Art & Culture

ANN STRASSMAN COOL

By George Wayne
ANN STRASSMAN—#gwsays will now declare it—is probably the most extraordinary, most certainly the coolest and chicest septuagenarian American artist plying her craft today. That was this arbiter’s first thought a few weeks ago studying the artist as she welcomed fans and collectors to her hugely appealing one woman show this Summer at the prestigious GBG in Soho. She’s dressed in vintage Rag & Bone leather pants and a loose black linen djelabba-type tunic. Offset by jet-black lacquered hair chopped to the cutest bob, and giving full-on Mary Quant meets Mary McFadden equals the coolest. ”AARP Mama”– anywhere in Soho that evening. Indeed, she could easily have stepped off the latest YSL runway. The fit was totally on that vibe– and the newest work of this celebrated Boston-based figurative painter, even more of the moment.  She’s achieved fame and fortune in art for her often poignant and expressive realism portraiture, usually rendered on double-ply cardboard boxes as canvas. She’s out of the norm and thinking outside the box—every pun intended. ”Her portraits, the expressive realism of her unforgiving eye, capture the psychological tension of her subjects going about their daily lives,” her gallerist, George Berges, explains. Armed with her Sony RX point and shoot, the artist spends endless hours photographing, subterfuge, her possible subjects before retreating to her studio where her exaggerated brushstrokes and dramatic colors bring the work to life. Passing faces, small everyday situations, and curiosity propel her creative process; for her, the desire to reveal the person under the mask is irresistible. In the studio, Strassman layers and removes paint, scrapes and sands the surface–adds, subtracts and manipulates the cardboard to add a sense of physicality to the work.
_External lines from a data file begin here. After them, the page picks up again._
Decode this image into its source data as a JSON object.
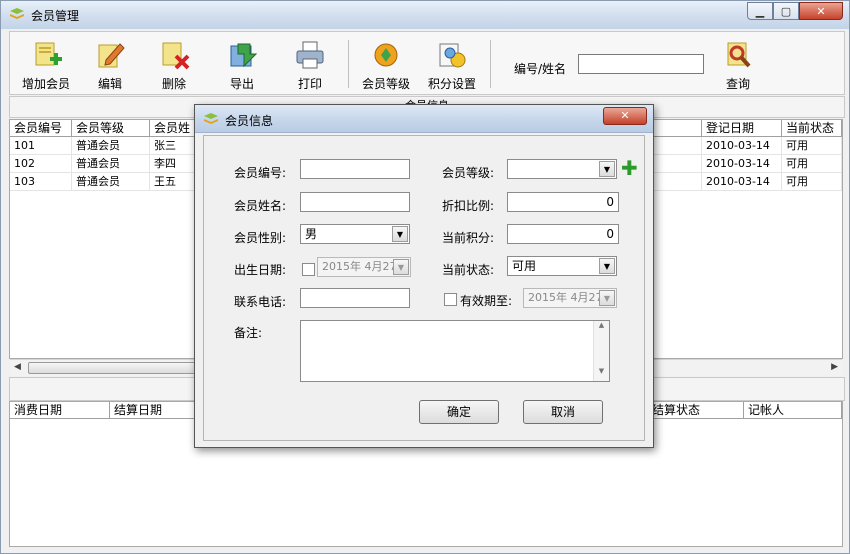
{
  "window": {
    "title": "会员管理"
  },
  "toolbar": {
    "add": "增加会员",
    "edit": "编辑",
    "delete": "删除",
    "export": "导出",
    "print": "打印",
    "level": "会员等级",
    "points": "积分设置",
    "search_label": "编号/姓名",
    "search_value": "",
    "query": "查询"
  },
  "members": {
    "section_title": "会员信息",
    "columns": [
      "会员编号",
      "会员等级",
      "会员姓",
      "登记日期",
      "当前状态"
    ],
    "rows": [
      {
        "id": "101",
        "level": "普通会员",
        "name": "张三",
        "date": "2010-03-14",
        "status": "可用"
      },
      {
        "id": "102",
        "level": "普通会员",
        "name": "李四",
        "date": "2010-03-14",
        "status": "可用"
      },
      {
        "id": "103",
        "level": "普通会员",
        "name": "王五",
        "date": "2010-03-14",
        "status": "可用"
      }
    ]
  },
  "consumption": {
    "columns": [
      "消费日期",
      "结算日期",
      "结算状态",
      "记帐人"
    ]
  },
  "dialog": {
    "title": "会员信息",
    "labels": {
      "member_id": "会员编号:",
      "member_level": "会员等级:",
      "member_name": "会员姓名:",
      "discount": "折扣比例:",
      "gender": "会员性别:",
      "points": "当前积分:",
      "birthday": "出生日期:",
      "status": "当前状态:",
      "phone": "联系电话:",
      "expiry": "有效期至:",
      "remark": "备注:"
    },
    "values": {
      "member_id": "",
      "member_level": "",
      "member_name": "",
      "discount": "0",
      "gender": "男",
      "points": "0",
      "birthday": "2015年 4月27",
      "status": "可用",
      "phone": "",
      "expiry": "2015年 4月27",
      "remark": ""
    },
    "ok": "确定",
    "cancel": "取消"
  },
  "colors": {
    "title_gradient_top": "#e8f0fa",
    "close_red": "#c7422c",
    "plus_green": "#2a9a2a"
  }
}
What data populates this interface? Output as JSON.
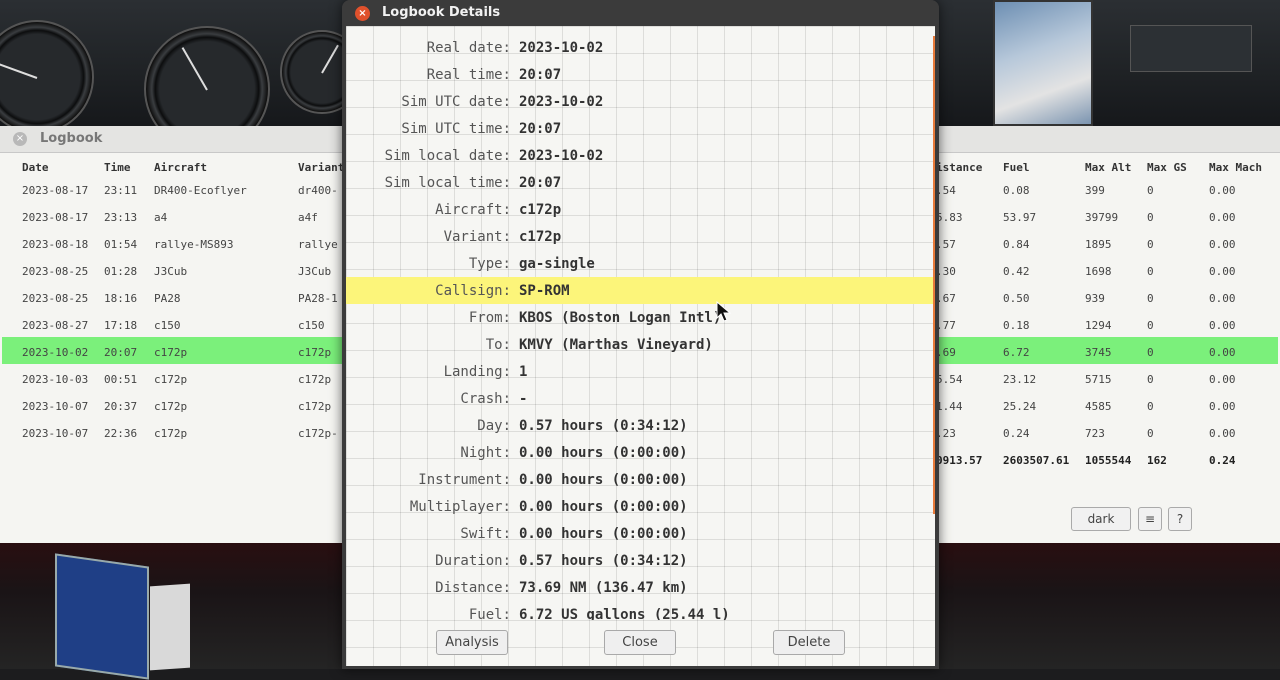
{
  "logbook": {
    "title": "Logbook",
    "columns_left": [
      "Date",
      "Time",
      "Aircraft",
      "Variant"
    ],
    "columns_right": [
      "istance",
      "Fuel",
      "Max Alt",
      "Max GS",
      "Max Mach"
    ],
    "rows": [
      {
        "date": "2023-08-17",
        "time": "23:11",
        "aircraft": "DR400-Ecoflyer",
        "variant": "dr400-",
        "distance": ".54",
        "fuel": "0.08",
        "max_alt": "399",
        "max_gs": "0",
        "max_mach": "0.00"
      },
      {
        "date": "2023-08-17",
        "time": "23:13",
        "aircraft": "a4",
        "variant": "a4f",
        "distance": "5.83",
        "fuel": "53.97",
        "max_alt": "39799",
        "max_gs": "0",
        "max_mach": "0.00"
      },
      {
        "date": "2023-08-18",
        "time": "01:54",
        "aircraft": "rallye-MS893",
        "variant": "rallye",
        "distance": ".57",
        "fuel": "0.84",
        "max_alt": "1895",
        "max_gs": "0",
        "max_mach": "0.00"
      },
      {
        "date": "2023-08-25",
        "time": "01:28",
        "aircraft": "J3Cub",
        "variant": "J3Cub",
        "distance": ".30",
        "fuel": "0.42",
        "max_alt": "1698",
        "max_gs": "0",
        "max_mach": "0.00"
      },
      {
        "date": "2023-08-25",
        "time": "18:16",
        "aircraft": "PA28",
        "variant": "PA28-1",
        "distance": ".67",
        "fuel": "0.50",
        "max_alt": "939",
        "max_gs": "0",
        "max_mach": "0.00"
      },
      {
        "date": "2023-08-27",
        "time": "17:18",
        "aircraft": "c150",
        "variant": "c150",
        "distance": ".77",
        "fuel": "0.18",
        "max_alt": "1294",
        "max_gs": "0",
        "max_mach": "0.00"
      },
      {
        "date": "2023-10-02",
        "time": "20:07",
        "aircraft": "c172p",
        "variant": "c172p",
        "distance": ".69",
        "fuel": "6.72",
        "max_alt": "3745",
        "max_gs": "0",
        "max_mach": "0.00"
      },
      {
        "date": "2023-10-03",
        "time": "00:51",
        "aircraft": "c172p",
        "variant": "c172p",
        "distance": "5.54",
        "fuel": "23.12",
        "max_alt": "5715",
        "max_gs": "0",
        "max_mach": "0.00"
      },
      {
        "date": "2023-10-07",
        "time": "20:37",
        "aircraft": "c172p",
        "variant": "c172p",
        "distance": "1.44",
        "fuel": "25.24",
        "max_alt": "4585",
        "max_gs": "0",
        "max_mach": "0.00"
      },
      {
        "date": "2023-10-07",
        "time": "22:36",
        "aircraft": "c172p",
        "variant": "c172p-",
        "distance": ".23",
        "fuel": "0.24",
        "max_alt": "723",
        "max_gs": "0",
        "max_mach": "0.00"
      }
    ],
    "selected_row_index": 6,
    "totals": {
      "distance": "0913.57",
      "fuel": "2603507.61",
      "max_alt": "1055544",
      "max_gs": "162",
      "max_mach": "0.24"
    },
    "buttons": {
      "dark": "dark",
      "menu": "≡",
      "help": "?"
    }
  },
  "details": {
    "title": "Logbook Details",
    "close_glyph": "×",
    "fields": [
      {
        "label": "Real date:",
        "value": "2023-10-02"
      },
      {
        "label": "Real time:",
        "value": "20:07"
      },
      {
        "label": "Sim UTC date:",
        "value": "2023-10-02"
      },
      {
        "label": "Sim UTC time:",
        "value": "20:07"
      },
      {
        "label": "Sim local date:",
        "value": "2023-10-02"
      },
      {
        "label": "Sim local time:",
        "value": "20:07"
      },
      {
        "label": "Aircraft:",
        "value": "c172p"
      },
      {
        "label": "Variant:",
        "value": "c172p"
      },
      {
        "label": "Type:",
        "value": "ga-single"
      },
      {
        "label": "Callsign:",
        "value": "SP-ROM"
      },
      {
        "label": "From:",
        "value": "KBOS (Boston Logan Intl)"
      },
      {
        "label": "To:",
        "value": "KMVY (Marthas Vineyard)"
      },
      {
        "label": "Landing:",
        "value": "1"
      },
      {
        "label": "Crash:",
        "value": "-"
      },
      {
        "label": "Day:",
        "value": "0.57 hours (0:34:12)"
      },
      {
        "label": "Night:",
        "value": "0.00 hours (0:00:00)"
      },
      {
        "label": "Instrument:",
        "value": "0.00 hours (0:00:00)"
      },
      {
        "label": "Multiplayer:",
        "value": "0.00 hours (0:00:00)"
      },
      {
        "label": "Swift:",
        "value": "0.00 hours (0:00:00)"
      },
      {
        "label": "Duration:",
        "value": "0.57 hours (0:34:12)"
      },
      {
        "label": "Distance:",
        "value": "73.69 NM (136.47 km)"
      },
      {
        "label": "Fuel:",
        "value": "6.72 US gallons (25.44 l)"
      }
    ],
    "highlighted_field_index": 9,
    "buttons": {
      "analysis": "Analysis",
      "close": "Close",
      "delete": "Delete"
    }
  },
  "colors": {
    "selected_row": "#7bf07b",
    "highlight_field": "#fcf57a",
    "close_button": "#e0512c",
    "scrollbar": "#e87a3a"
  }
}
   Indeed, the life force pops from these renderings. They are not often pretty. But bold pigment marks come together, creating a powerful whole that is more than the sum of its parts. The subject is life, from people on the street to animals in the forest to flowers in the garden. And in this instance, the thread running through the theme of her latest work is that sense of waiting. ”Today, my studio is filled with images of people passing the time. They are waiting for the activity to begin. This new work is all about the angst that accompanies incessant waiting. We are all in this together– this universal sense of waiting. It starts in the morning, waiting for the barista to hand off that morning cup of coffee to those waiting at the doctor’s office, or waiting on the bus or train. The lives we live revolve around waiting.”
   Never was that irony more apparent than the line of fans waiting to congratulate the artist on her latest oeuvre this July afternoon in the West Broadway gallery district of New York City. ”I want to get under the skin and take an image so compelling that the viewer feels the subject’s heartbeat,” she summed when the critic here had his moment to say hello. I use oil on canvas or cardboard.  The two materials are quite different and produce two distinct results. Oil allows me to work more slowly as the paint remains wet and malleable for a considerable time. The acrylics on cardboard change their quality with every layer.  At first, the paint is absorbed, but finally creates a surface where the pigment drifts and splashes on the surface.  The juxtaposition of the graphics on the cardboard with the painterly marks forms an exciting contrast–man and machine.”  The vibe–eco-conscious and sustainable urban art.
    These striking new works most profoundly signify the notion of “waiting”, capturing urban street life on a “canvas” akin to urban life period– the multi-ply industrial-grade cardboard box. And that is the genius of Ann Strassman’s craft. They belong in a future LVMH print ad campaign for Rimowa luggage. There is no question that this artist’s work elevates the genre of portraiture to an entirely new level, and for her gallerist to entertain such further collaborative scenarios would be ideally on point. Nota Bene–Georges Berges Gallery.